Yves H. : A une certaine époque je me souviens avoir beaucoup aimé les tomes de Jeremiah suivants : Hiver de clown - je crois qu'il a été important pour beaucoup de gens celui-là - et Julius et Roméa.
Le ciel est rouge sur Laramie et Les loups du Wyoming sont de très chouettes Comanche. Bernard Prince me touche moins, c’est vraiment l’aventurier ultra-conventionnel... Je crois que mon père en avait marre au bout d’un moment. (rires) Et puis je suis très one-shot. Son Caatinga me fait penser à ce cinéma italien d’une certaine époque où l’on racontait de petits événements avec beaucoup de force.

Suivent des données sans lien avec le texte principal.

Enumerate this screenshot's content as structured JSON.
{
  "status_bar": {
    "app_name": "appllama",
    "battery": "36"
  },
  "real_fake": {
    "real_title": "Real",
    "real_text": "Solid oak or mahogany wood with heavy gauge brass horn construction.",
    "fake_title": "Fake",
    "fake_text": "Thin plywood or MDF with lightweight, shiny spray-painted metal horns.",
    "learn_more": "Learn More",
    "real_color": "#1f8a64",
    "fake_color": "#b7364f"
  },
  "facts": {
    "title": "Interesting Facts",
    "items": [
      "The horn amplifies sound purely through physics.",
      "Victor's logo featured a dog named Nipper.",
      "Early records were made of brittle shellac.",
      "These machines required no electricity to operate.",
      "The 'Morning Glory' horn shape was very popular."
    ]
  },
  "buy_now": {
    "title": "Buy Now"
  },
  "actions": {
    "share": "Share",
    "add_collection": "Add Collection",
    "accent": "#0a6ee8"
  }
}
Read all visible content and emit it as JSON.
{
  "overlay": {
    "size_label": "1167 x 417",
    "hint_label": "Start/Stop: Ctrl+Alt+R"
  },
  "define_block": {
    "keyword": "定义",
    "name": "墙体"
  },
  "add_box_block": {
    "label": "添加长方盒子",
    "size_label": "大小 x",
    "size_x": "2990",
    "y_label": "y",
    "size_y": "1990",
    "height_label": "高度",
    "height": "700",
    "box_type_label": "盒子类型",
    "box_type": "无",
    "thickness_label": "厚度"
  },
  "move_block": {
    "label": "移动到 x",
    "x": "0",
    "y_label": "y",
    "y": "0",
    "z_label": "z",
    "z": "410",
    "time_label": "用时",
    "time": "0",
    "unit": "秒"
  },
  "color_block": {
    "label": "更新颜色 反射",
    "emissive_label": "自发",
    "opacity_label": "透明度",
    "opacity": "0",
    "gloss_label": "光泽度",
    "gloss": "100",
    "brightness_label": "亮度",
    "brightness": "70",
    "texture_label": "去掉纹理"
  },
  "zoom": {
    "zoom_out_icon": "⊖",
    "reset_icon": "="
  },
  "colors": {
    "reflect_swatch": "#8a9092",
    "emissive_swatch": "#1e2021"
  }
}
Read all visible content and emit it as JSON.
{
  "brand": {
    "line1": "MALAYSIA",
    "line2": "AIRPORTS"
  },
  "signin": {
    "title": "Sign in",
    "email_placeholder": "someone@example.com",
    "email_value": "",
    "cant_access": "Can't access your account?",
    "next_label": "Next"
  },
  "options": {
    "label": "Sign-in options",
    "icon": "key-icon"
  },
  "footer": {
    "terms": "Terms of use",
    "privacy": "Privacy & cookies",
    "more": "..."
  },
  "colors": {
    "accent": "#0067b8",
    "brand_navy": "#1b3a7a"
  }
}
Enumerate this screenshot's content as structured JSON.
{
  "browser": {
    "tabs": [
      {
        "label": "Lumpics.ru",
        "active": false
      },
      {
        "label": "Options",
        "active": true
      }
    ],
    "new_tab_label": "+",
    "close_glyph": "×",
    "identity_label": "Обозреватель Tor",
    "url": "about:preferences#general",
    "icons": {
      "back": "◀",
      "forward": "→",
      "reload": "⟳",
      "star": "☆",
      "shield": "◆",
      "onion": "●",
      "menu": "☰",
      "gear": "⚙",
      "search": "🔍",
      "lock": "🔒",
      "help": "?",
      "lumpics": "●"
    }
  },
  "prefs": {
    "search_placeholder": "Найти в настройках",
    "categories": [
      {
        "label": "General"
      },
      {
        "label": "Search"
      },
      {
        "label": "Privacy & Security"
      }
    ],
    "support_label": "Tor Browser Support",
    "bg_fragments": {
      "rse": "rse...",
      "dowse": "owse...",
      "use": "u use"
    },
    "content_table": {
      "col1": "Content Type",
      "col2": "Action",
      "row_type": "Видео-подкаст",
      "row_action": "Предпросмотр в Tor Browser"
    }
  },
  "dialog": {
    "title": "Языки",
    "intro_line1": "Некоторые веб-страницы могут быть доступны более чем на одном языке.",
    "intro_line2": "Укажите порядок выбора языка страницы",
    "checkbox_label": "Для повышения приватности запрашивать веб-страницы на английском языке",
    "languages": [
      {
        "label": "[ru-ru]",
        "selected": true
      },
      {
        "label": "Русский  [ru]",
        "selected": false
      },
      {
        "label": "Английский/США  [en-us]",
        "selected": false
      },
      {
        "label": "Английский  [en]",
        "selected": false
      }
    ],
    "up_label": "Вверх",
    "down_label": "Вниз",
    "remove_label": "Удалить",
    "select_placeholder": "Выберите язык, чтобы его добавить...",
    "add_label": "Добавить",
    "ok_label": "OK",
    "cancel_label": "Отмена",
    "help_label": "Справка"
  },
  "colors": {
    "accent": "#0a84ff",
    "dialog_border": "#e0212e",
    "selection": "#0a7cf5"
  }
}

Avez-vous aussi été influencé ou marqué par d'autres formes littéraires ?

Yves H. : Bien que je ne lise pas énormément, j’ai lu dernièrement un bouquin de James Ellroy, auteur que j’avais découvert par L.A. Confidential il y a quelques années, dont je trouvais le scénario très bon. J’ai appris par la suite qu’il était aussi écrivain. Ayant vu un reportage sur lui, je trouve qu’il s’agit d’une personnalité étonnante, assez rare, qui a une vision très dure sur le monde, très américaine également. Il y a une sensibilité cachée qu’il faut lire entre les lignes.
J’ai lu son bouquin autobiographique Ma part d’ombre (ndlr : édité chez Rivages noirs), qui m’a laissé sur le cul. Il a une manière d’écrire très télégraphique, dure, avec peu de belles phrases... mais ça marque. Au départ il n’y avait rien qui m’emmerdait plus qu’un polar, puis j’ai lu ça... Je ne crois pas que je pourrai lire encore beaucoup de polars après ça, parce que c’est le bouquin ultime dans le genre, pour moi.